Another potential reason is that you deliberately want random keys. This can be desirable if, say, you don't want nosey browsers leafing through every item you have in the database, but it's not critical enough to warrant actual authentication security measures.
My main issue with auto-incrementing keys is that they lack any meaning.
For tables where certain fields provide uniqueness (whether alone or in combination with another), I'd opt for using that instead.
A useful side benefit of using a GUID primary key instead of an auto-incrementing one is that you can assign the PK value for a new row on the client side (in fact you have to do this in a replication scenario), sparing you the hassle of retrieving the PK of the row you just added on the server.
One of the downsides of a GUID PK is that joins on a GUID field are slower (unless this has changed recently). Another upside of using GUIDs is that it's fun to try and explain to a non-technical manager why a GUID collision is rather unlikely.
Galwegian's answer is not necessarily true.
With MySQL you can set a key offset for each database instance. If you combine this with a large enough increment it will for fine. I'm sure other vendors would have some sort of similar settings.

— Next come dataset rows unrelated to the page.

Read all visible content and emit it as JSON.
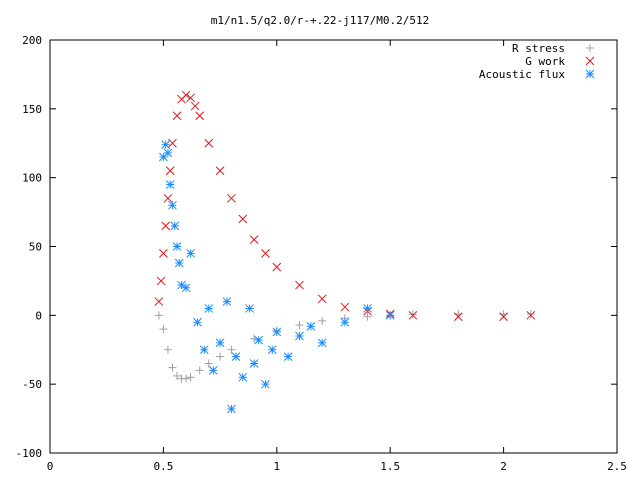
{
  "chart_data": {
    "type": "scatter",
    "title": "m1/n1.5/q2.0/r-+.22-j117/M0.2/512",
    "xlabel": "",
    "ylabel": "",
    "xlim": [
      0,
      2.5
    ],
    "ylim": [
      -100,
      200
    ],
    "xticks": [
      "0",
      "0.5",
      "1",
      "1.5",
      "2",
      "2.5"
    ],
    "yticks": [
      "-100",
      "-50",
      "0",
      "50",
      "100",
      "150",
      "200"
    ],
    "grid": false,
    "legend": "top-right",
    "series": [
      {
        "name": "R stress",
        "color": "#a0a0a0",
        "marker": "plus",
        "x": [
          0.48,
          0.5,
          0.52,
          0.54,
          0.56,
          0.58,
          0.6,
          0.62,
          0.66,
          0.7,
          0.75,
          0.8,
          0.9,
          1.0,
          1.1,
          1.2,
          1.3,
          1.4,
          1.5,
          1.6,
          1.8,
          2.0,
          2.12
        ],
        "y": [
          0,
          -10,
          -25,
          -38,
          -44,
          -46,
          -46,
          -45,
          -40,
          -35,
          -30,
          -25,
          -17,
          -11,
          -7,
          -4,
          -2,
          -1,
          0,
          0.5,
          1,
          1,
          1
        ]
      },
      {
        "name": "G work",
        "color": "#e01818",
        "marker": "x",
        "x": [
          0.48,
          0.49,
          0.5,
          0.51,
          0.52,
          0.53,
          0.54,
          0.56,
          0.58,
          0.6,
          0.62,
          0.64,
          0.66,
          0.7,
          0.75,
          0.8,
          0.85,
          0.9,
          0.95,
          1.0,
          1.1,
          1.2,
          1.3,
          1.4,
          1.5,
          1.6,
          1.8,
          2.0,
          2.12
        ],
        "y": [
          10,
          25,
          45,
          65,
          85,
          105,
          125,
          145,
          157,
          160,
          158,
          152,
          145,
          125,
          105,
          85,
          70,
          55,
          45,
          35,
          22,
          12,
          6,
          3,
          1,
          0,
          -1,
          -1,
          0
        ]
      },
      {
        "name": "Acoustic flux",
        "color": "#1a8cff",
        "marker": "asterisk",
        "x": [
          0.5,
          0.51,
          0.52,
          0.53,
          0.54,
          0.55,
          0.56,
          0.57,
          0.58,
          0.6,
          0.62,
          0.65,
          0.68,
          0.7,
          0.72,
          0.75,
          0.78,
          0.8,
          0.82,
          0.85,
          0.88,
          0.9,
          0.92,
          0.95,
          0.98,
          1.0,
          1.05,
          1.1,
          1.15,
          1.2,
          1.3,
          1.4,
          1.5
        ],
        "y": [
          115,
          124,
          118,
          95,
          80,
          65,
          50,
          38,
          22,
          20,
          45,
          -5,
          -25,
          5,
          -40,
          -20,
          10,
          -68,
          -30,
          -45,
          5,
          -35,
          -18,
          -50,
          -25,
          -12,
          -30,
          -15,
          -8,
          -20,
          -5,
          5,
          0
        ]
      }
    ]
  }
}
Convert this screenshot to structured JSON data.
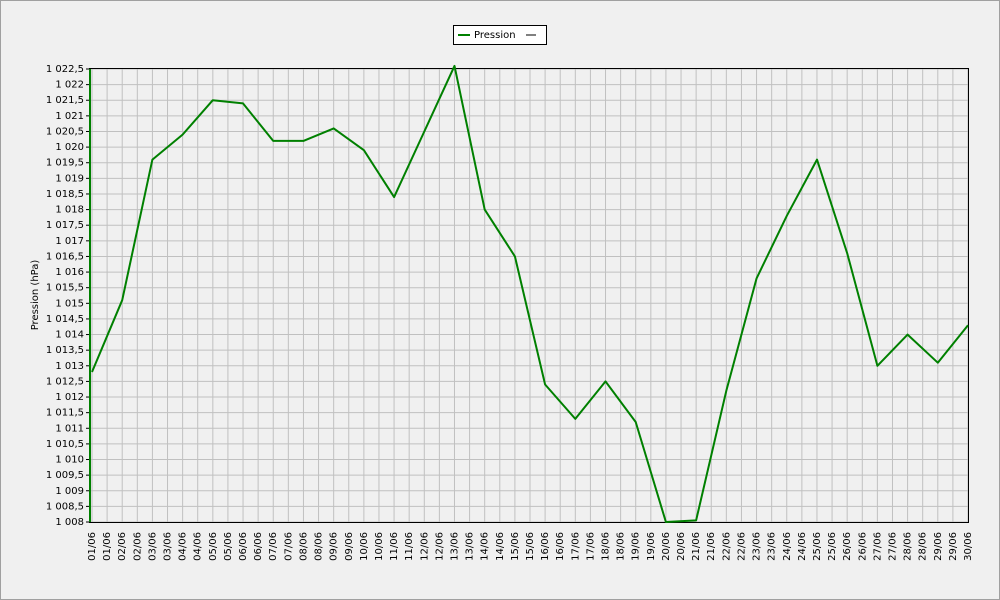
{
  "chart_data": {
    "type": "line",
    "y_label": "Pression (hPa)",
    "series": [
      {
        "name": "Pression",
        "color": "#008000",
        "values": [
          1012.8,
          1015.1,
          1019.6,
          1020.4,
          1021.5,
          1021.4,
          1020.2,
          1020.2,
          1020.6,
          1019.9,
          1018.4,
          1020.5,
          1022.6,
          1018.0,
          1016.5,
          1012.4,
          1011.3,
          1012.5,
          1011.2,
          1008.0,
          1008.05,
          1012.2,
          1015.8,
          1017.8,
          1019.6,
          1016.6,
          1013.0,
          1014.0,
          1013.1,
          1014.3
        ]
      }
    ],
    "xticks": [
      "01/06",
      "01/06",
      "02/06",
      "02/06",
      "03/06",
      "03/06",
      "04/06",
      "04/06",
      "05/06",
      "05/06",
      "06/06",
      "06/06",
      "07/06",
      "07/06",
      "08/06",
      "08/06",
      "09/06",
      "09/06",
      "10/06",
      "10/06",
      "11/06",
      "11/06",
      "12/06",
      "12/06",
      "13/06",
      "13/06",
      "14/06",
      "14/06",
      "15/06",
      "15/06",
      "16/06",
      "16/06",
      "17/06",
      "17/06",
      "18/06",
      "18/06",
      "19/06",
      "19/06",
      "20/06",
      "20/06",
      "21/06",
      "21/06",
      "22/06",
      "22/06",
      "23/06",
      "23/06",
      "24/06",
      "24/06",
      "25/06",
      "25/06",
      "26/06",
      "26/06",
      "27/06",
      "27/06",
      "28/06",
      "28/06",
      "29/06",
      "29/06",
      "30/06"
    ],
    "ylim": [
      1008,
      1022.5
    ],
    "yticks": [
      {
        "value": 1008,
        "label": "1 008"
      },
      {
        "value": 1008.5,
        "label": "1 008,5"
      },
      {
        "value": 1009,
        "label": "1 009"
      },
      {
        "value": 1009.5,
        "label": "1 009,5"
      },
      {
        "value": 1010,
        "label": "1 010"
      },
      {
        "value": 1010.5,
        "label": "1 010,5"
      },
      {
        "value": 1011,
        "label": "1 011"
      },
      {
        "value": 1011.5,
        "label": "1 011,5"
      },
      {
        "value": 1012,
        "label": "1 012"
      },
      {
        "value": 1012.5,
        "label": "1 012,5"
      },
      {
        "value": 1013,
        "label": "1 013"
      },
      {
        "value": 1013.5,
        "label": "1 013,5"
      },
      {
        "value": 1014,
        "label": "1 014"
      },
      {
        "value": 1014.5,
        "label": "1 014,5"
      },
      {
        "value": 1015,
        "label": "1 015"
      },
      {
        "value": 1015.5,
        "label": "1 015,5"
      },
      {
        "value": 1016,
        "label": "1 016"
      },
      {
        "value": 1016.5,
        "label": "1 016,5"
      },
      {
        "value": 1017,
        "label": "1 017"
      },
      {
        "value": 1017.5,
        "label": "1 017,5"
      },
      {
        "value": 1018,
        "label": "1 018"
      },
      {
        "value": 1018.5,
        "label": "1 018,5"
      },
      {
        "value": 1019,
        "label": "1 019"
      },
      {
        "value": 1019.5,
        "label": "1 019,5"
      },
      {
        "value": 1020,
        "label": "1 020"
      },
      {
        "value": 1020.5,
        "label": "1 020,5"
      },
      {
        "value": 1021,
        "label": "1 021"
      },
      {
        "value": 1021.5,
        "label": "1 021,5"
      },
      {
        "value": 1022,
        "label": "1 022"
      },
      {
        "value": 1022.5,
        "label": "1 022,5"
      }
    ],
    "grid": true
  }
}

Lets say we have 2 databases we want to replicate. We can set it up in the following way.
increment = 2
db1 - offset = 1
db2 - offset = 2
This means that
db1 will have keys 1, 3, 5, 7....
db2 will have keys 2, 4, 6, 8....
Therefore we will not have key clashes on inserts.
The only real reason to do this is to be database agnostic (if different db versions use different auto-numbering techniques).
The other issue mentioned here is the ability to create records in multiple places (like in the central office as well as on traveling users' laptops). In that case, though, you would probably need something like a "sitecode" that was unique to each install that was prefixed to each ID.